Step 1: Collect NFT Data
nft_scanner.py is executed to collect NFT data from AtomicHub (For the AtomicHub standard in particular, I treat "assets" as "NFTs"). Scans can either be in "lookback" which starts from the latest and goes backwards, or "lookforward" which starts from the oldest and goes forwards. The immutable data along with other NFT metadata is stored in the "nfts" table.
Step 2: Download Images
nft_download.py is executed to download all unique NFT hashes found into the "downloads" directory. Currently, only files 25 Mb and under with file types of .png, .jpg, .jpeg, and .gif are downloaded.
Step 3: Analyze Images
nft_huggingface_analyze.py is executed to generate annotations for each unique IPFS hash discovered which had it's image downloaded. All annotations are stored in the "hash_table" in pgsql with their respective IPFS hash.
Step 4: Store annotations in Elasticsearch.
Locally, pgsql is used to store data. The models of these tables are provided in the "models" directory. Publicly, a Searchly Elasticsearch instance is fed information through the nft_elasticsearch.py script.

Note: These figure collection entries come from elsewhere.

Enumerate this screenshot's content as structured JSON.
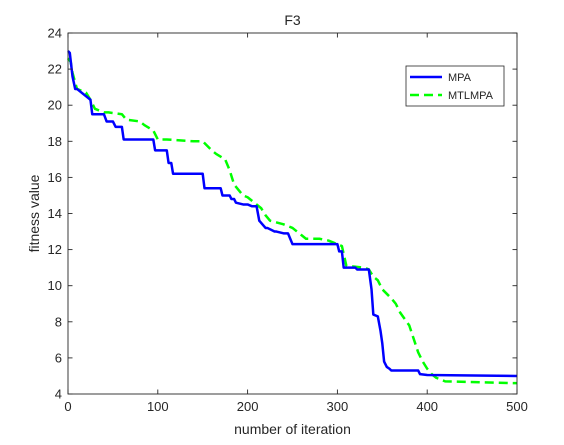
{
  "chart_data": {
    "type": "line",
    "title": "F3",
    "xlabel": "number of iteration",
    "ylabel": "fitness value",
    "xlim": [
      0,
      500
    ],
    "ylim": [
      4,
      24
    ],
    "xticks": [
      0,
      100,
      200,
      300,
      400,
      500
    ],
    "yticks": [
      4,
      6,
      8,
      10,
      12,
      14,
      16,
      18,
      20,
      22,
      24
    ],
    "grid": false,
    "legend_position": "top-right",
    "series": [
      {
        "name": "MPA",
        "color": "#0000ff",
        "style": "solid",
        "x": [
          0,
          2,
          5,
          8,
          10,
          25,
          27,
          40,
          43,
          50,
          53,
          60,
          62,
          95,
          97,
          110,
          112,
          115,
          117,
          150,
          152,
          170,
          172,
          180,
          182,
          185,
          187,
          195,
          200,
          205,
          210,
          213,
          220,
          222,
          230,
          232,
          240,
          245,
          250,
          252,
          300,
          302,
          305,
          307,
          320,
          322,
          335,
          338,
          340,
          345,
          348,
          350,
          352,
          355,
          358,
          360,
          365,
          390,
          392,
          400,
          500
        ],
        "y": [
          23.0,
          22.9,
          21.6,
          20.9,
          20.9,
          20.3,
          19.5,
          19.5,
          19.1,
          19.1,
          18.8,
          18.8,
          18.1,
          18.1,
          17.5,
          17.5,
          16.8,
          16.8,
          16.2,
          16.2,
          15.4,
          15.4,
          15.0,
          15.0,
          14.8,
          14.8,
          14.6,
          14.5,
          14.5,
          14.4,
          14.4,
          13.6,
          13.2,
          13.2,
          13.0,
          13.0,
          12.9,
          12.9,
          12.3,
          12.3,
          12.3,
          11.9,
          11.9,
          11.0,
          11.0,
          10.9,
          10.9,
          9.8,
          8.4,
          8.3,
          7.5,
          6.8,
          5.8,
          5.5,
          5.4,
          5.3,
          5.3,
          5.3,
          5.1,
          5.05,
          5.0
        ]
      },
      {
        "name": "MTLMPA",
        "color": "#00ff00",
        "style": "dashed",
        "x": [
          0,
          3,
          5,
          10,
          20,
          25,
          30,
          40,
          45,
          60,
          65,
          80,
          85,
          95,
          100,
          110,
          140,
          150,
          160,
          165,
          175,
          180,
          185,
          190,
          195,
          200,
          210,
          215,
          220,
          225,
          240,
          245,
          250,
          255,
          260,
          265,
          280,
          290,
          300,
          305,
          310,
          330,
          335,
          340,
          345,
          350,
          360,
          365,
          370,
          380,
          390,
          395,
          400,
          405,
          410,
          420,
          500
        ],
        "y": [
          22.6,
          22.4,
          21.8,
          20.9,
          20.7,
          20.3,
          19.8,
          19.6,
          19.6,
          19.5,
          19.2,
          19.1,
          18.9,
          18.6,
          18.1,
          18.1,
          18.0,
          18.0,
          17.5,
          17.3,
          17.0,
          16.4,
          15.6,
          15.3,
          15.0,
          14.9,
          14.5,
          14.3,
          13.9,
          13.6,
          13.4,
          13.3,
          13.2,
          13.0,
          12.8,
          12.6,
          12.6,
          12.5,
          12.3,
          12.2,
          11.1,
          11.0,
          10.9,
          10.5,
          10.3,
          9.8,
          9.3,
          9.0,
          8.5,
          7.8,
          6.3,
          5.8,
          5.4,
          5.1,
          4.9,
          4.7,
          4.6
        ]
      }
    ]
  }
}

This script exports all the annotations and IPFS hashes to Elasticsearch, allowing the Searchkit Demo to retrieve them.
-
Automate scanning, downloading and analysis. In the current iteration, scanning/downloading/analysis is done manually by executing the script through command line. These scripts need to be upgraded such that a cronjob on a linux server can keep these scripts maintaining the most up to date NFT image annotations as they are generated.
-
Collect Collection Images
- Collections have their own specific image that represents the entire collection, the IPFS hashes for collections should also be collected and analyzed.
-
Rewrite Demo to use InstantSearch. The current demo uses Searchkit and an out of data version of it, I'd like to rebuild it using InstantSearch. The Demo also needs more features including:
- After clicking an image, more data should be displayed. Such as how many assets have this IPFS hash, what collection they correspond to, and a link to browse these assets on AtomicHub.
- All collection names should be searchable, users should be able to select their favorites.
- A user should be able to look up a specified IPFS hash for existing annotations.
-
EOS Anchor integration.
- Allow users to connect their EOS wallet and see the annotations for their own NFTs.
-
Effect Network Annotation Analysis
- The clip-interrogator generates a set of phrases useful for image generators such as Stable Diffusion. The first phrases tend to be the most accurate and the last phrases the least, but this is only from my limited inspection. Searching is hampered when all the phrases are displayed and much more effective when only the first is displayed. Furthermore, The "ViT-L-14/openai" and "ViT-H-14/laion2b_s32b_b79k" need to be compared. Effect Network is a microtasking platform on EOS. Its possible to use it's workers to rate the annotations of images. This can be used to rate models in comparison to one another and also optimize how many phrases are best for both accuracy and searches.